The pandemic worked as a reset. It granted me the time to take a step back and remember what’s most important in life. I had a chance to spend more time back home than I have in years and be there for every possible moment with my children.
Were you surprised by the huge streaming numbers the album received?
I’m constantly in awe of the support that I receive across the board and this was no exception. Following the Grammy win, Subconsciously is sitting back at #1 on the US iTunes dance album charts. I hope the shelf-life of my music will always be long.
Tell us about the collaborations – Pharrell, Usher, Diplo, Sabrina Claudio?
I was very intentional when making this album and I knew who I wanted to work with and I knew the kind of sound I was going for. For me I wanted this record to gain recognition on a global scale – as an artist from South Africa I’m sometimes not categorized in that world. I can often be put into a box in an African / world music category where we are competing against each other, even though our music is played globally and is played by major radio stations. The artists I worked with are all people I’ve admired and that have inspired me for many years – and having them on the album really helped to push me out of that box.
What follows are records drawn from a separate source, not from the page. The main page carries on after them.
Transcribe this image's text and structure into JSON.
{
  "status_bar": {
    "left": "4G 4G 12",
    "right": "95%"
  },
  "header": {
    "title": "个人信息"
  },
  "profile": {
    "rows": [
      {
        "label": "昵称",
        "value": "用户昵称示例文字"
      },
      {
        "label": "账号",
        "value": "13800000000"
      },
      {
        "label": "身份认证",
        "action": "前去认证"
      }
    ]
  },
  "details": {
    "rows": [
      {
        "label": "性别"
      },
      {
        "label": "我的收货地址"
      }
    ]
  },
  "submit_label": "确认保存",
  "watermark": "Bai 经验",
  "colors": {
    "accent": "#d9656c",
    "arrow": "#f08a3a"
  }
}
Can you elaborate on the work you’re doing with the Black Coffee Foundation?
I’ve recently relaunched the Black Coffee Foundation, which provides ongoing aid, upliftment and opportunity to the underprivileged and differently abled students of South African by means of education based initiatives. It is my goal to give students an equal opportunity at a proper education, and to eventually go on to find work.